Já Dimitrius Schuster-Koloamatangi representa o olhar humano sobre a brutalidade. Seu personagem funciona como espelho do que o Predador já foi e, talvez, ainda tema ser. Ambos os atores contribuem para manter a narrativa ancorada, evitando que o filme se torne puramente abstrato.

Um “Predador” diferente — e necessário
Talvez o maior mérito de Predador: Terras Selvagens seja entender que o público de 2025 não é o mesmo dos anos 1980. O mundo mudou — e o cinema de ação também. A violência gratuita, antes celebrada, hoje cede espaço para o questionamento. O Predador ainda é brutal, sim, mas agora ele também é vulnerável. O filme fala sobre honra, empatia e o fardo de existir em um universo que só entende força.
Essa virada pode desagradar aos fãs que esperam pura carnificina, mas há coragem em desafiar expectativas. Trachtenberg não faz um filme “sobre o monstro”, mas sobre o que o monstro representa — e isso é o que torna Terras Selvagens mais interessante do que qualquer sequência que veio antes.
Vale a pena assistir?
Definitivamente. Predador: Terras Selvagens é o tipo de sequência que não apenas respeita a mitologia que herdou, mas também se atreve a evoluí-la. É um filme maduro, tecnicamente impecável e, acima de tudo, emocionalmente envolvente. Não é o capítulo mais sangrento da franquia — mas é o mais humano.

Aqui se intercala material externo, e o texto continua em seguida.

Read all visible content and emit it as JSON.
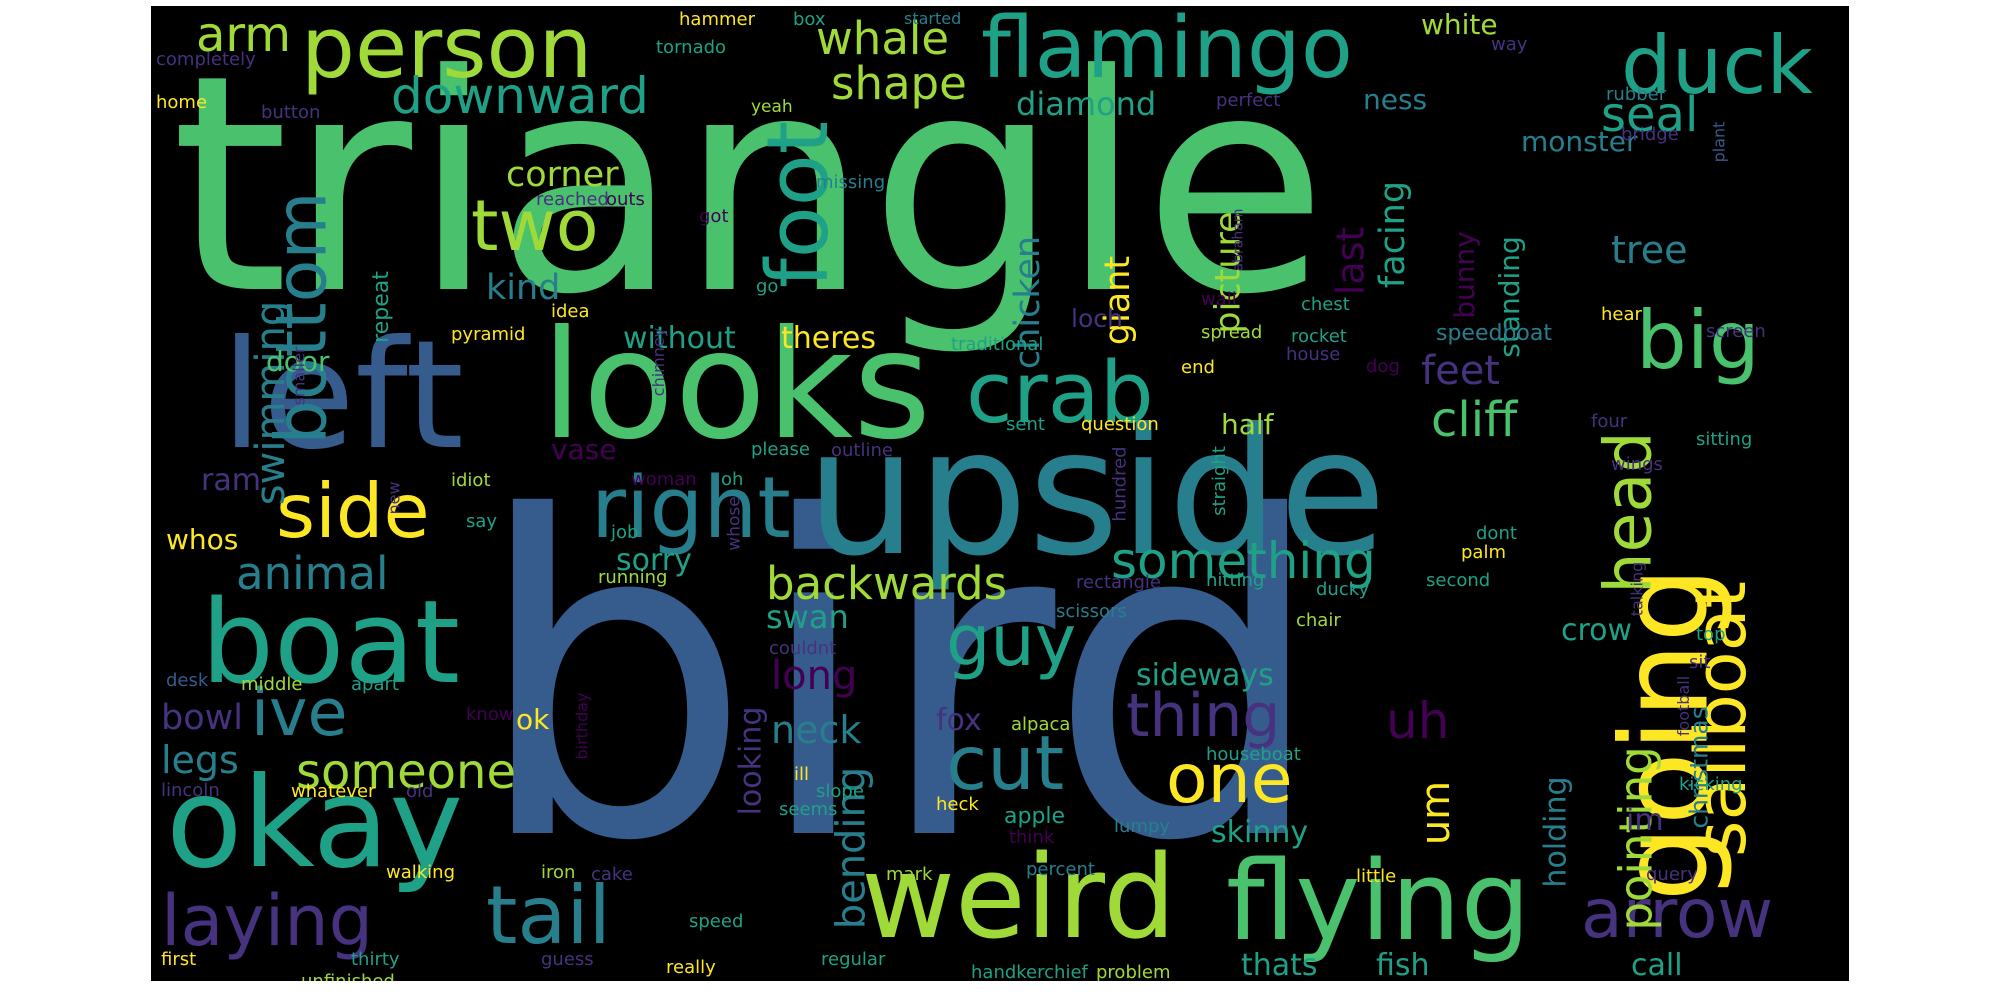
{
  "cloud": {
    "background": "#000000",
    "palette": {
      "p": "#440154",
      "i": "#46327e",
      "b": "#365c8d",
      "t": "#277f8e",
      "c": "#1fa187",
      "g": "#4ac16d",
      "l": "#a0da39",
      "y": "#fde725"
    },
    "words": [
      {
        "text": "triangle",
        "color": "g"
      },
      {
        "text": "bird",
        "color": "b"
      },
      {
        "text": "upside",
        "color": "t"
      },
      {
        "text": "looks",
        "color": "g"
      },
      {
        "text": "left",
        "color": "b"
      },
      {
        "text": "weird",
        "color": "l"
      },
      {
        "text": "going",
        "color": "y"
      },
      {
        "text": "okay",
        "color": "c"
      },
      {
        "text": "boat",
        "color": "c"
      },
      {
        "text": "flying",
        "color": "g"
      },
      {
        "text": "flamingo",
        "color": "c"
      },
      {
        "text": "person",
        "color": "l"
      },
      {
        "text": "foot",
        "color": "c"
      },
      {
        "text": "crab",
        "color": "c"
      },
      {
        "text": "right",
        "color": "t"
      },
      {
        "text": "tail",
        "color": "t"
      },
      {
        "text": "duck",
        "color": "c"
      },
      {
        "text": "sailboat",
        "color": "y"
      },
      {
        "text": "big",
        "color": "g"
      },
      {
        "text": "side",
        "color": "y"
      },
      {
        "text": "bottom",
        "color": "t"
      },
      {
        "text": "arrow",
        "color": "i"
      },
      {
        "text": "head",
        "color": "l"
      },
      {
        "text": "two",
        "color": "l"
      },
      {
        "text": "guy",
        "color": "c"
      },
      {
        "text": "cut",
        "color": "t"
      },
      {
        "text": "laying",
        "color": "i"
      },
      {
        "text": "one",
        "color": "y"
      },
      {
        "text": "ive",
        "color": "t"
      },
      {
        "text": "something",
        "color": "c"
      },
      {
        "text": "thing",
        "color": "i"
      },
      {
        "text": "downward",
        "color": "c"
      },
      {
        "text": "whale",
        "color": "l"
      },
      {
        "text": "shape",
        "color": "l"
      },
      {
        "text": "backwards",
        "color": "l"
      },
      {
        "text": "animal",
        "color": "t"
      },
      {
        "text": "someone",
        "color": "l"
      },
      {
        "text": "pointing",
        "color": "l"
      },
      {
        "text": "swimming",
        "color": "t"
      },
      {
        "text": "bending",
        "color": "t"
      },
      {
        "text": "arm",
        "color": "l"
      },
      {
        "text": "seal",
        "color": "c"
      },
      {
        "text": "cliff",
        "color": "g"
      },
      {
        "text": "uh",
        "color": "p"
      },
      {
        "text": "corner",
        "color": "l"
      },
      {
        "text": "chicken",
        "color": "t"
      },
      {
        "text": "picture",
        "color": "l"
      },
      {
        "text": "facing",
        "color": "c"
      },
      {
        "text": "last",
        "color": "p"
      },
      {
        "text": "tree",
        "color": "t"
      },
      {
        "text": "neck",
        "color": "t"
      },
      {
        "text": "long",
        "color": "p"
      },
      {
        "text": "feet",
        "color": "i"
      },
      {
        "text": "legs",
        "color": "t"
      },
      {
        "text": "bowl",
        "color": "i"
      },
      {
        "text": "um",
        "color": "y"
      },
      {
        "text": "diamond",
        "color": "c"
      },
      {
        "text": "giant",
        "color": "y"
      },
      {
        "text": "kind",
        "color": "t"
      },
      {
        "text": "without",
        "color": "c"
      },
      {
        "text": "theres",
        "color": "y"
      },
      {
        "text": "sideways",
        "color": "c"
      },
      {
        "text": "sorry",
        "color": "c"
      },
      {
        "text": "swan",
        "color": "c"
      },
      {
        "text": "holding",
        "color": "t"
      },
      {
        "text": "looking",
        "color": "i"
      },
      {
        "text": "call",
        "color": "c"
      },
      {
        "text": "fish",
        "color": "c"
      },
      {
        "text": "thats",
        "color": "c"
      },
      {
        "text": "im",
        "color": "i"
      },
      {
        "text": "christmas",
        "color": "t"
      },
      {
        "text": "crow",
        "color": "c"
      },
      {
        "text": "bunny",
        "color": "p"
      },
      {
        "text": "standing",
        "color": "c"
      },
      {
        "text": "skinny",
        "color": "c"
      },
      {
        "text": "fox",
        "color": "i"
      },
      {
        "text": "half",
        "color": "l"
      },
      {
        "text": "ness",
        "color": "t"
      },
      {
        "text": "white",
        "color": "l"
      },
      {
        "text": "monster",
        "color": "t"
      },
      {
        "text": "whos",
        "color": "y"
      },
      {
        "text": "ram",
        "color": "i"
      },
      {
        "text": "door",
        "color": "g"
      },
      {
        "text": "repeat",
        "color": "c"
      },
      {
        "text": "vase",
        "color": "p"
      },
      {
        "text": "ok",
        "color": "y"
      },
      {
        "text": "loch",
        "color": "i"
      },
      {
        "text": "speedboat",
        "color": "t"
      },
      {
        "text": "apple",
        "color": "c"
      },
      {
        "text": "hammer",
        "color": "y"
      },
      {
        "text": "box",
        "color": "c"
      },
      {
        "text": "started",
        "color": "t"
      },
      {
        "text": "way",
        "color": "i"
      },
      {
        "text": "rubber",
        "color": "t"
      },
      {
        "text": "bridge",
        "color": "i"
      },
      {
        "text": "plant",
        "color": "b"
      },
      {
        "text": "tornado",
        "color": "c"
      },
      {
        "text": "yeah",
        "color": "l"
      },
      {
        "text": "completely",
        "color": "i"
      },
      {
        "text": "home",
        "color": "y"
      },
      {
        "text": "button",
        "color": "i"
      },
      {
        "text": "perfect",
        "color": "i"
      },
      {
        "text": "missing",
        "color": "t"
      },
      {
        "text": "abraham",
        "color": "i"
      },
      {
        "text": "reached",
        "color": "i"
      },
      {
        "text": "outs",
        "color": "p"
      },
      {
        "text": "got",
        "color": "p"
      },
      {
        "text": "chimney",
        "color": "i"
      },
      {
        "text": "chest",
        "color": "c"
      },
      {
        "text": "wall",
        "color": "p"
      },
      {
        "text": "go",
        "color": "c"
      },
      {
        "text": "smaller",
        "color": "i"
      },
      {
        "text": "idea",
        "color": "y"
      },
      {
        "text": "pyramid",
        "color": "y"
      },
      {
        "text": "traditional",
        "color": "c"
      },
      {
        "text": "spread",
        "color": "l"
      },
      {
        "text": "rocket",
        "color": "c"
      },
      {
        "text": "house",
        "color": "i"
      },
      {
        "text": "hear",
        "color": "y"
      },
      {
        "text": "screen",
        "color": "i"
      },
      {
        "text": "end",
        "color": "y"
      },
      {
        "text": "dog",
        "color": "p"
      },
      {
        "text": "sent",
        "color": "c"
      },
      {
        "text": "question",
        "color": "y"
      },
      {
        "text": "four",
        "color": "i"
      },
      {
        "text": "sitting",
        "color": "c"
      },
      {
        "text": "please",
        "color": "c"
      },
      {
        "text": "outline",
        "color": "i"
      },
      {
        "text": "wings",
        "color": "i"
      },
      {
        "text": "oh",
        "color": "c"
      },
      {
        "text": "woman",
        "color": "p"
      },
      {
        "text": "straight",
        "color": "c"
      },
      {
        "text": "new",
        "color": "i"
      },
      {
        "text": "hundred",
        "color": "i"
      },
      {
        "text": "whose",
        "color": "i"
      },
      {
        "text": "idiot",
        "color": "l"
      },
      {
        "text": "job",
        "color": "c"
      },
      {
        "text": "say",
        "color": "c"
      },
      {
        "text": "dont",
        "color": "c"
      },
      {
        "text": "palm",
        "color": "y"
      },
      {
        "text": "running",
        "color": "l"
      },
      {
        "text": "rectangle",
        "color": "i"
      },
      {
        "text": "hitting",
        "color": "c"
      },
      {
        "text": "second",
        "color": "c"
      },
      {
        "text": "talking",
        "color": "i"
      },
      {
        "text": "scissors",
        "color": "t"
      },
      {
        "text": "ducky",
        "color": "c"
      },
      {
        "text": "chair",
        "color": "l"
      },
      {
        "text": "top",
        "color": "c"
      },
      {
        "text": "sit",
        "color": "i"
      },
      {
        "text": "couldnt",
        "color": "i"
      },
      {
        "text": "desk",
        "color": "b"
      },
      {
        "text": "middle",
        "color": "l"
      },
      {
        "text": "apart",
        "color": "c"
      },
      {
        "text": "birthday",
        "color": "p"
      },
      {
        "text": "football",
        "color": "i"
      },
      {
        "text": "know",
        "color": "p"
      },
      {
        "text": "alpaca",
        "color": "l"
      },
      {
        "text": "houseboat",
        "color": "c"
      },
      {
        "text": "lincoln",
        "color": "i"
      },
      {
        "text": "whatever",
        "color": "y"
      },
      {
        "text": "old",
        "color": "i"
      },
      {
        "text": "ill",
        "color": "y"
      },
      {
        "text": "slope",
        "color": "c"
      },
      {
        "text": "seems",
        "color": "c"
      },
      {
        "text": "kicking",
        "color": "c"
      },
      {
        "text": "heck",
        "color": "y"
      },
      {
        "text": "think",
        "color": "p"
      },
      {
        "text": "lumpy",
        "color": "t"
      },
      {
        "text": "walking",
        "color": "y"
      },
      {
        "text": "iron",
        "color": "l"
      },
      {
        "text": "cake",
        "color": "i"
      },
      {
        "text": "mark",
        "color": "l"
      },
      {
        "text": "percent",
        "color": "t"
      },
      {
        "text": "little",
        "color": "y"
      },
      {
        "text": "query",
        "color": "i"
      },
      {
        "text": "speed",
        "color": "c"
      },
      {
        "text": "first",
        "color": "y"
      },
      {
        "text": "thirty",
        "color": "c"
      },
      {
        "text": "unfinished",
        "color": "l"
      },
      {
        "text": "guess",
        "color": "i"
      },
      {
        "text": "really",
        "color": "y"
      },
      {
        "text": "regular",
        "color": "c"
      },
      {
        "text": "handkerchief",
        "color": "c"
      },
      {
        "text": "problem",
        "color": "l"
      }
    ]
  }
}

Dan Trachtenberg entrega uma experiência que mistura ação, introspecção e beleza visual em doses equilibradas. O terror da caça dá lugar à reflexão sobre empatia e sobrevivência. E, no fim, talvez o maior triunfo de Terras Selvagens seja justamente este: transformar um monstro em espelho — e fazer o público se reconhecer nele.